Monday, July 14, 2014

I'll Be Right There

While I'm at it, let me add another book I've read lately that I liked a lot: I'll Be Right There, Kyung-sook Shin's latest novel to be translated into English, just published in the US.  I was very impressed by its predecessor, Please Look After Mom, and I'll Be Right There is even better.  (Alert, for those who might be concerned: a possible Spoiler below -- not for I'll Be Right There, but for the recent Disney animated feature Frozen.)

I'll Be Right There follows three South Korean college students in the early to mid-1980s, when South Korea was still ruled by a military dictatorship, with tear gas wafting through the streets almost daily as police chase, beat, and kill dissidents.  It begins when Jung Yoon, the principal narrator, gets a telephone call from one of the other two, informing her that their beloved literature professor is dying.  Jung Yoon begins to recall her college days, when she first attended Professor Yoon's class and met the handsome Yi Myungsuh and the beautiful but mysterious Yoon Miru.  Gradually the three become inseparable; while there are romantic/erotic sparks between Yoon and Myungsuh, Yoon is intensely and physically fascinated by Miru and vice versa.  I don't mean to suggest that there are "explicit gay overtures" between them; what I find interesting is that Shin puts friendship, between women or between women and men, in the foreground in a way I don't see often enough in today's fiction.  The core relationship in the book is a triangle, but without competition or jealousy among those involved.

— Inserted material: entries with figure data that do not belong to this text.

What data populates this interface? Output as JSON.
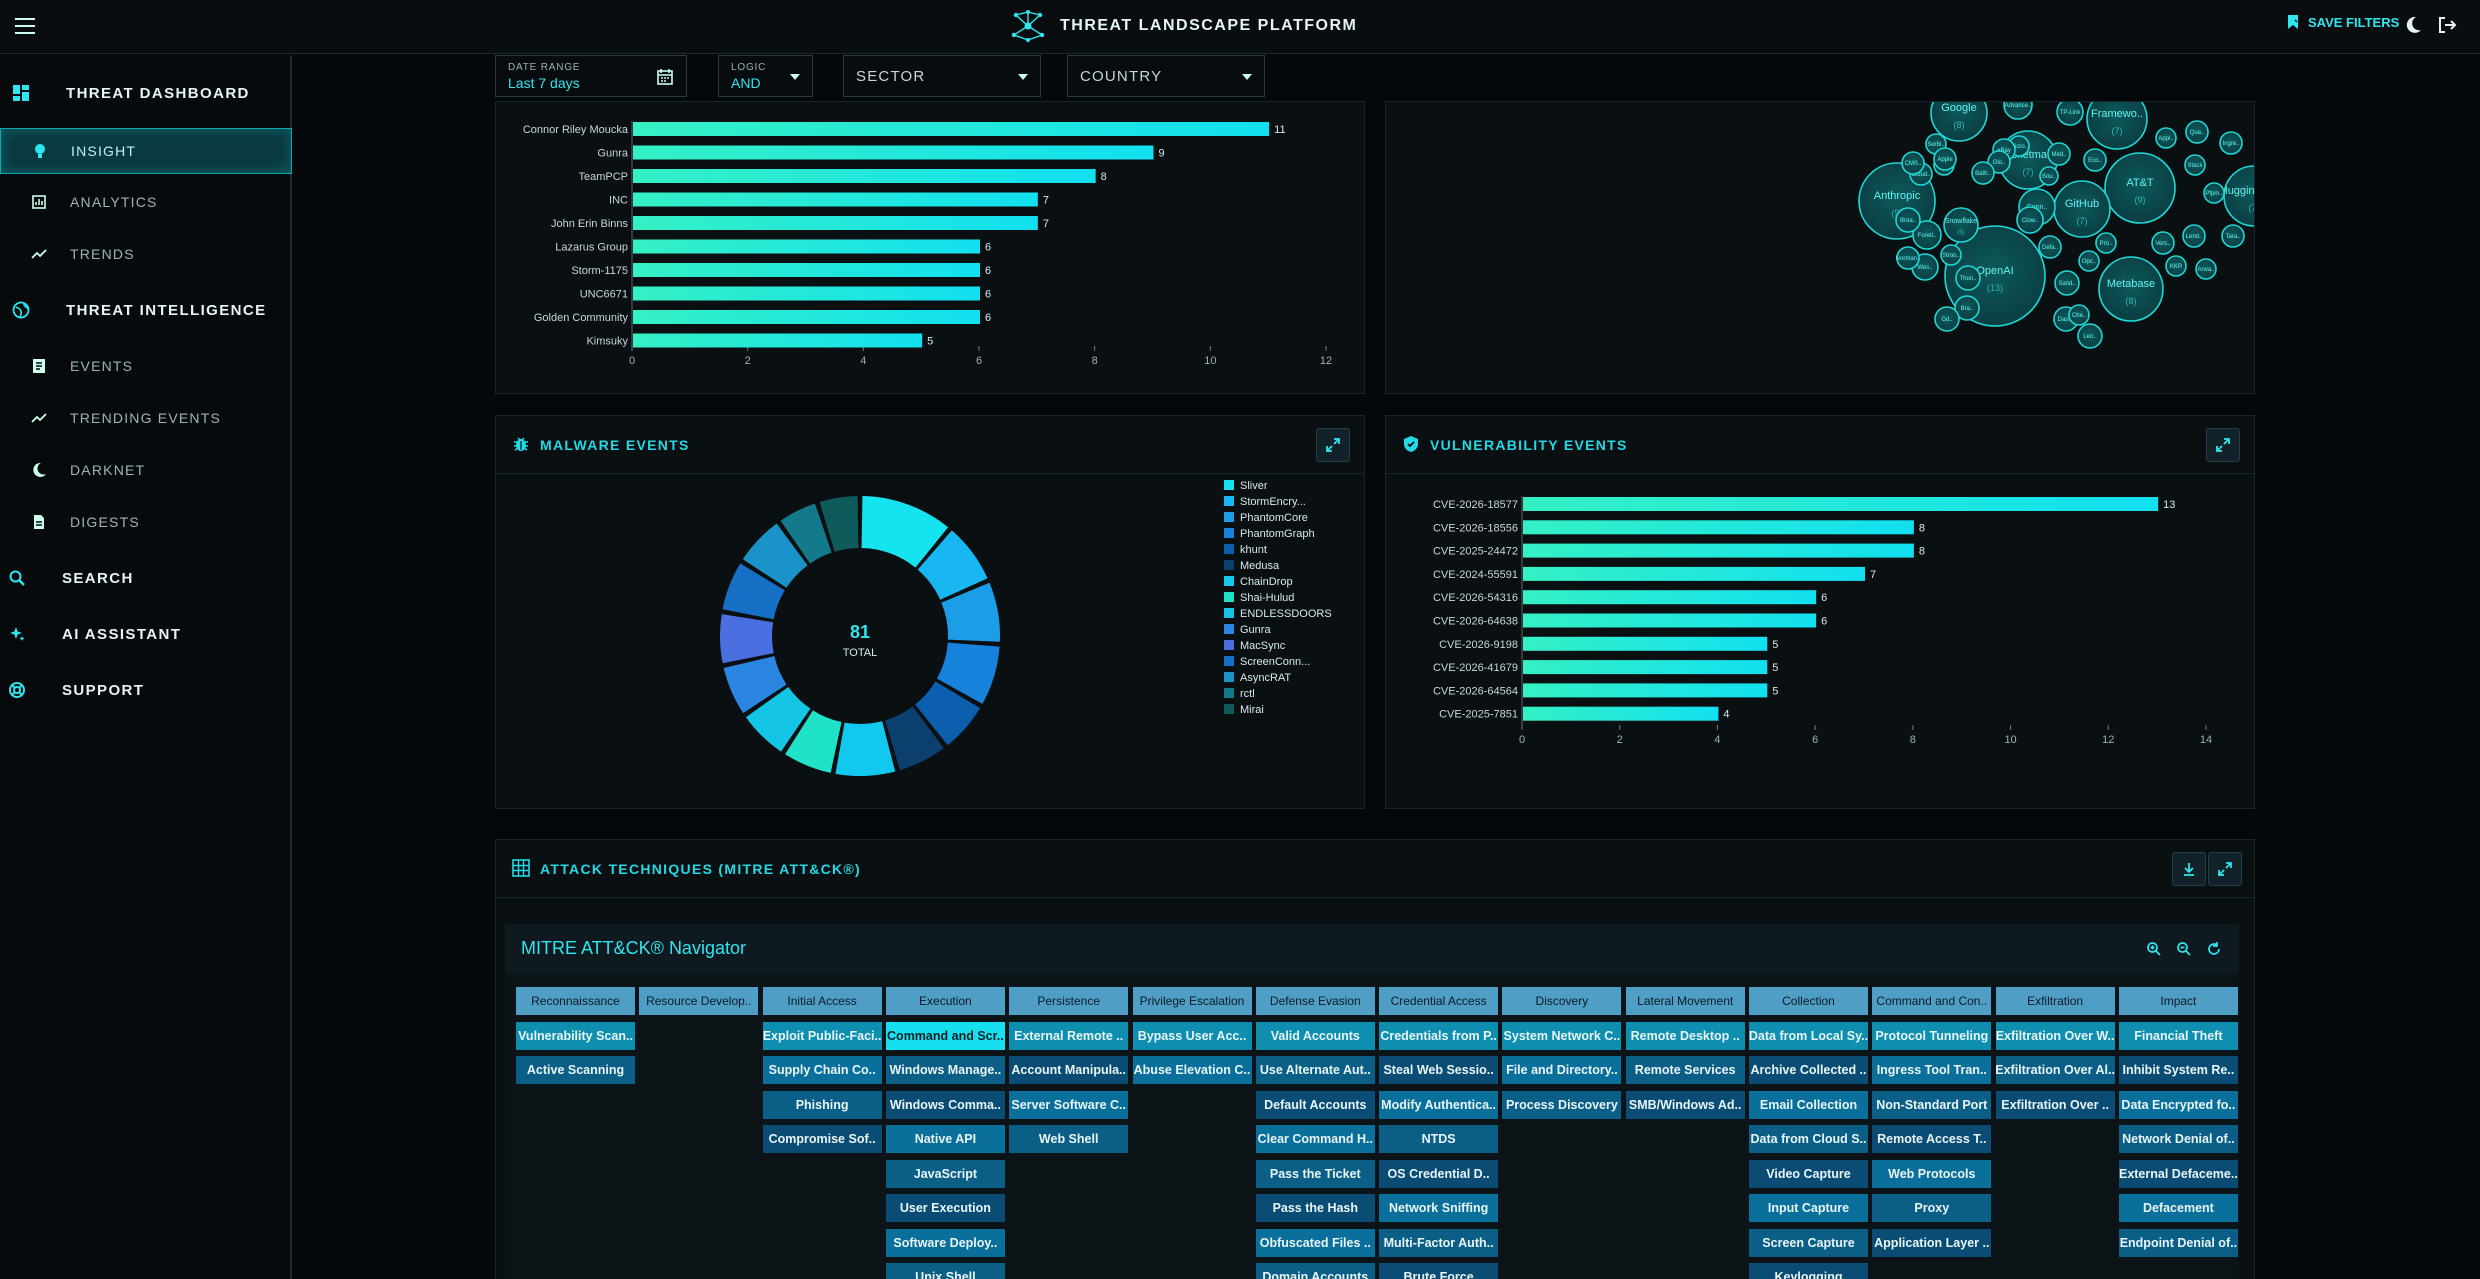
{
  "app": {
    "title": "THREAT LANDSCAPE PLATFORM",
    "save_filters": "SAVE FILTERS"
  },
  "sidebar": {
    "items": [
      {
        "label": "THREAT DASHBOARD",
        "icon": "dashboard-icon"
      },
      {
        "label": "INSIGHT",
        "icon": "bulb-icon"
      },
      {
        "label": "ANALYTICS",
        "icon": "analytics-icon"
      },
      {
        "label": "TRENDS",
        "icon": "trend-line-icon"
      },
      {
        "label": "THREAT INTELLIGENCE",
        "icon": "globe-icon"
      },
      {
        "label": "EVENTS",
        "icon": "events-icon"
      },
      {
        "label": "TRENDING EVENTS",
        "icon": "trend-line-icon"
      },
      {
        "label": "DARKNET",
        "icon": "moon-icon"
      },
      {
        "label": "DIGESTS",
        "icon": "document-icon"
      },
      {
        "label": "SEARCH",
        "icon": "search-icon"
      },
      {
        "label": "AI ASSISTANT",
        "icon": "sparkle-icon"
      },
      {
        "label": "SUPPORT",
        "icon": "lifebuoy-icon"
      }
    ]
  },
  "filters": {
    "date_range": {
      "caption": "DATE RANGE",
      "value": "Last 7 days"
    },
    "logic": {
      "caption": "LOGIC",
      "value": "AND"
    },
    "sector": {
      "label": "SECTOR"
    },
    "country": {
      "label": "COUNTRY"
    }
  },
  "colors": {
    "accent": "#22d9e6",
    "bar": "#27e0d8"
  },
  "actors_chart": {
    "chart_data": {
      "type": "bar",
      "orientation": "horizontal",
      "categories": [
        "Connor Riley Moucka",
        "Gunra",
        "TeamPCP",
        "INC",
        "John Erin Binns",
        "Lazarus Group",
        "Storm-1175",
        "UNC6671",
        "Golden Community",
        "Kimsuky"
      ],
      "values": [
        11,
        9,
        8,
        7,
        7,
        6,
        6,
        6,
        6,
        5
      ],
      "xlim": [
        0,
        12
      ],
      "xticks": [
        "0",
        "2",
        "4",
        "6",
        "8",
        "10",
        "12"
      ]
    }
  },
  "bubble_chart": {
    "chart_data": {
      "type": "bubble",
      "bubbles": [
        {
          "label": "OpenAI",
          "count": "(13)"
        },
        {
          "label": "Google",
          "count": "(8)"
        },
        {
          "label": "Anthropic",
          "count": "(9)"
        },
        {
          "label": "AT&T",
          "count": "(9)"
        },
        {
          "label": "Metabase",
          "count": "(8)"
        },
        {
          "label": "GitHub",
          "count": "(7)"
        },
        {
          "label": "Ticketma..",
          "count": "(7)"
        },
        {
          "label": "Framewo..",
          "count": "(7)"
        },
        {
          "label": "Hugging Face",
          "count": "(7)"
        },
        {
          "label": "Advance..",
          "count": ""
        },
        {
          "label": "TP-Link",
          "count": ""
        },
        {
          "label": "Qua..",
          "count": ""
        },
        {
          "label": "Ingre..",
          "count": ""
        },
        {
          "label": "Appl..",
          "count": ""
        },
        {
          "label": "Stack",
          "count": ""
        },
        {
          "label": "Pfpm..",
          "count": ""
        },
        {
          "label": "Tara..",
          "count": ""
        },
        {
          "label": "Lend..",
          "count": ""
        },
        {
          "label": "Vers..",
          "count": ""
        },
        {
          "label": "Pro..",
          "count": ""
        },
        {
          "label": "KKR",
          "count": ""
        },
        {
          "label": "Anva..",
          "count": ""
        },
        {
          "label": "Conn..",
          "count": ""
        },
        {
          "label": "Sand..",
          "count": ""
        },
        {
          "label": "Dass..",
          "count": ""
        },
        {
          "label": "Che..",
          "count": ""
        },
        {
          "label": "Leo..",
          "count": ""
        },
        {
          "label": "Clow..",
          "count": ""
        },
        {
          "label": "Defa..",
          "count": ""
        },
        {
          "label": "Opc..",
          "count": ""
        },
        {
          "label": "Bou..",
          "count": ""
        },
        {
          "label": "Med..",
          "count": ""
        },
        {
          "label": "Eco..",
          "count": ""
        },
        {
          "label": "Micro..",
          "count": ""
        },
        {
          "label": "eBay",
          "count": ""
        },
        {
          "label": "Glo..",
          "count": ""
        },
        {
          "label": "Bath..",
          "count": ""
        },
        {
          "label": "Tuo..",
          "count": ""
        },
        {
          "label": "Serbi..",
          "count": ""
        },
        {
          "label": "Cloud..",
          "count": ""
        },
        {
          "label": "Apple",
          "count": ""
        },
        {
          "label": "CMS..",
          "count": ""
        },
        {
          "label": "Foreti..",
          "count": ""
        },
        {
          "label": "Broa..",
          "count": ""
        },
        {
          "label": "Wes..",
          "count": ""
        },
        {
          "label": "Norman..",
          "count": ""
        },
        {
          "label": "Stroo..",
          "count": ""
        },
        {
          "label": "Snowflake",
          "count": "(5)"
        },
        {
          "label": "Thun..",
          "count": ""
        },
        {
          "label": "Bra..",
          "count": ""
        },
        {
          "label": "Gd..",
          "count": ""
        }
      ]
    }
  },
  "malware_panel": {
    "title": "MALWARE EVENTS",
    "total": "81",
    "total_label": "TOTAL",
    "chart_data": {
      "type": "pie",
      "donut": true,
      "legend_position": "right",
      "slices": [
        {
          "name": "Sliver",
          "value": 9,
          "color": "#16e3f0"
        },
        {
          "name": "StormEncry...",
          "value": 6,
          "color": "#18b7f2"
        },
        {
          "name": "PhantomCore",
          "value": 6,
          "color": "#1b9de8"
        },
        {
          "name": "PhantomGraph",
          "value": 6,
          "color": "#1782db"
        },
        {
          "name": "khunt",
          "value": 5,
          "color": "#0b5fae"
        },
        {
          "name": "Medusa",
          "value": 5,
          "color": "#0a3f6e"
        },
        {
          "name": "ChainDrop",
          "value": 6,
          "color": "#13c8ee"
        },
        {
          "name": "Shai-Hulud",
          "value": 5,
          "color": "#1fe3c8"
        },
        {
          "name": "ENDLESSDOORS",
          "value": 5,
          "color": "#14c5e6"
        },
        {
          "name": "Gunra",
          "value": 5,
          "color": "#2a86e0"
        },
        {
          "name": "MacSync",
          "value": 5,
          "color": "#4a6fe0"
        },
        {
          "name": "ScreenConn...",
          "value": 5,
          "color": "#1670c6"
        },
        {
          "name": "AsyncRAT",
          "value": 5,
          "color": "#1a93c8"
        },
        {
          "name": "rctl",
          "value": 4,
          "color": "#137a8c"
        },
        {
          "name": "Mirai",
          "value": 4,
          "color": "#0f5a5a"
        }
      ]
    }
  },
  "vuln_panel": {
    "title": "VULNERABILITY EVENTS",
    "chart_data": {
      "type": "bar",
      "orientation": "horizontal",
      "categories": [
        "CVE-2026-18577",
        "CVE-2026-18556",
        "CVE-2025-24472",
        "CVE-2024-55591",
        "CVE-2026-54316",
        "CVE-2026-64638",
        "CVE-2026-9198",
        "CVE-2026-41679",
        "CVE-2026-64564",
        "CVE-2025-7851"
      ],
      "values": [
        13,
        8,
        8,
        7,
        6,
        6,
        5,
        5,
        5,
        4
      ],
      "xlim": [
        0,
        14
      ],
      "xticks": [
        "0",
        "2",
        "4",
        "6",
        "8",
        "10",
        "12",
        "14"
      ]
    }
  },
  "attack_panel": {
    "title": "ATTACK TECHNIQUES (MITRE ATT&CK®)",
    "navigator_title": "MITRE ATT&CK® Navigator",
    "tactics": [
      {
        "name": "Reconnaissance",
        "techniques": [
          "Vulnerability Scan..",
          "Active Scanning"
        ]
      },
      {
        "name": "Resource Develop..",
        "techniques": []
      },
      {
        "name": "Initial Access",
        "techniques": [
          "Exploit Public-Faci..",
          "Supply Chain Co..",
          "Phishing",
          "Compromise Sof.."
        ]
      },
      {
        "name": "Execution",
        "techniques": [
          "Command and Scr..",
          "Windows Manage..",
          "Windows Comma..",
          "Native API",
          "JavaScript",
          "User Execution",
          "Software Deploy..",
          "Unix Shell"
        ]
      },
      {
        "name": "Persistence",
        "techniques": [
          "External Remote ..",
          "Account Manipula..",
          "Server Software C..",
          "Web Shell"
        ]
      },
      {
        "name": "Privilege Escalation",
        "techniques": [
          "Bypass User Acc..",
          "Abuse Elevation C.."
        ]
      },
      {
        "name": "Defense Evasion",
        "techniques": [
          "Valid Accounts",
          "Use Alternate Aut..",
          "Default Accounts",
          "Clear Command H..",
          "Pass the Ticket",
          "Pass the Hash",
          "Obfuscated Files ..",
          "Domain Accounts"
        ]
      },
      {
        "name": "Credential Access",
        "techniques": [
          "Credentials from P..",
          "Steal Web Sessio..",
          "Modify Authentica..",
          "NTDS",
          "OS Credential D..",
          "Network Sniffing",
          "Multi-Factor Auth..",
          "Brute Force"
        ]
      },
      {
        "name": "Discovery",
        "techniques": [
          "System Network C..",
          "File and Directory..",
          "Process Discovery"
        ]
      },
      {
        "name": "Lateral Movement",
        "techniques": [
          "Remote Desktop ..",
          "Remote Services",
          "SMB/Windows Ad.."
        ]
      },
      {
        "name": "Collection",
        "techniques": [
          "Data from Local Sy..",
          "Archive Collected ..",
          "Email Collection",
          "Data from Cloud S..",
          "Video Capture",
          "Input Capture",
          "Screen Capture",
          "Keylogging"
        ]
      },
      {
        "name": "Command and Con..",
        "techniques": [
          "Protocol Tunneling",
          "Ingress Tool Tran..",
          "Non-Standard Port",
          "Remote Access T..",
          "Web Protocols",
          "Proxy",
          "Application Layer .."
        ]
      },
      {
        "name": "Exfiltration",
        "techniques": [
          "Exfiltration Over W..",
          "Exfiltration Over Al..",
          "Exfiltration Over .."
        ]
      },
      {
        "name": "Impact",
        "techniques": [
          "Financial Theft",
          "Inhibit System Re..",
          "Data Encrypted fo..",
          "Network Denial of..",
          "External Defaceme..",
          "Defacement",
          "Endpoint Denial of.."
        ]
      }
    ]
  }
}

(The proliferation of Yoons in that paragraph might confuse some readers, not least because the publicity for I'll Be Right There puts the author's name in Western order, with her surname (Shin) put last, but in the text of the novel the names are in Asian order, with the surname first.  So Yoon is Jung Yoon's first name, but it's Miru's and Professor Yoon's surname.  Nor are Miru and the Professor related: in Korea there are many surnames, but a few (Kim, Lee, and Park) account for almost half the population, and Yoon is the eighth most common.  Until fairly recently, Koreans with the same surname couldn't legally marry, even if they were very distantly related if at all.)

By chance, I saw Disney's Frozen last night, for the second or third time, with a Mexican friend in his twenties who was delighted by it.  Frozen breaks with the convention that only erotic relationships count by making a heterosexual friendship (between Anna and Kristof) win out over a heterosexual romance (between Anna and Hans), but even more by reminding the audience that "love" doesn't only mean only an urge to copulate: the "act of true love" that breaks the deadly spell in the story's climax isn't between a man and a woman but between two sisters.  (I'm having trouble parsing the facial expressions on the sisters' faces, especially Elsa's, on Frozen's website, though: it reminds me of the looks butches used to give femmes on the covers of 1950s lesbian pulps.)  The interest between Kristof and Anna (which parallels that between Myungsuh and Yoon) is taken for granted, but not really developed, compared to other relationships that are at least as important.

Watching Frozen last night, I was struck again by how dark it is, with treachery, violence, and endless winter treated as real threats.  ("Oh -- I'm impaled!" says the magical snowman Olaf cheerfully when he realizes he's carelessly run onto a giant horizontal icicle.)  I'll Be Right There is even darker, set as it is against the backdrop of the Chun dictatorship.  Jung Yoon's mother, we learn early on, died of cancer just before Yoon entered college, and sent her to live with a cousin in Seoul to spare her.  Many more important people in the novel die by various kinds of violence, and Yoon herself is caught in the crowd when police attack a student demonstration with tear gas, driving them into a enclosed area to to round them up.  Yoon escapes, but many others don't.  Grief runs through the characters' lives, and if the overall tone is positive, its hopefulness is hard-won.

I'll Be Right There is well-written, and translator Sora Kim-Russell has done a wonderful job.  (It seems to me that the quality of translations from non-European languages has improved immensely in the past couple of decades.)  It's not only about grief and suffering; aside from love and friendship, it's also about literature as a broadening force for the intellect, and for that matter the rewards of living in the city.  I responded strongly to this passage from page 71, for example:
I made the right decision to learn about the city by walking around it.  Walking made me think more and focus on the world around me.  Moving forward, putting one foot in front of the other, reminded me of reading a book.  I came across wooded paths and narrow market alleyways where people who were strangers to me shared conversations, asked one another for help, and called out to one another.  I took in both people and scenery.
I know many of the areas of Seoul that Yoon explores, so reading I'll Be Right There filled me with longing to return.  Someday.  I'll be right there.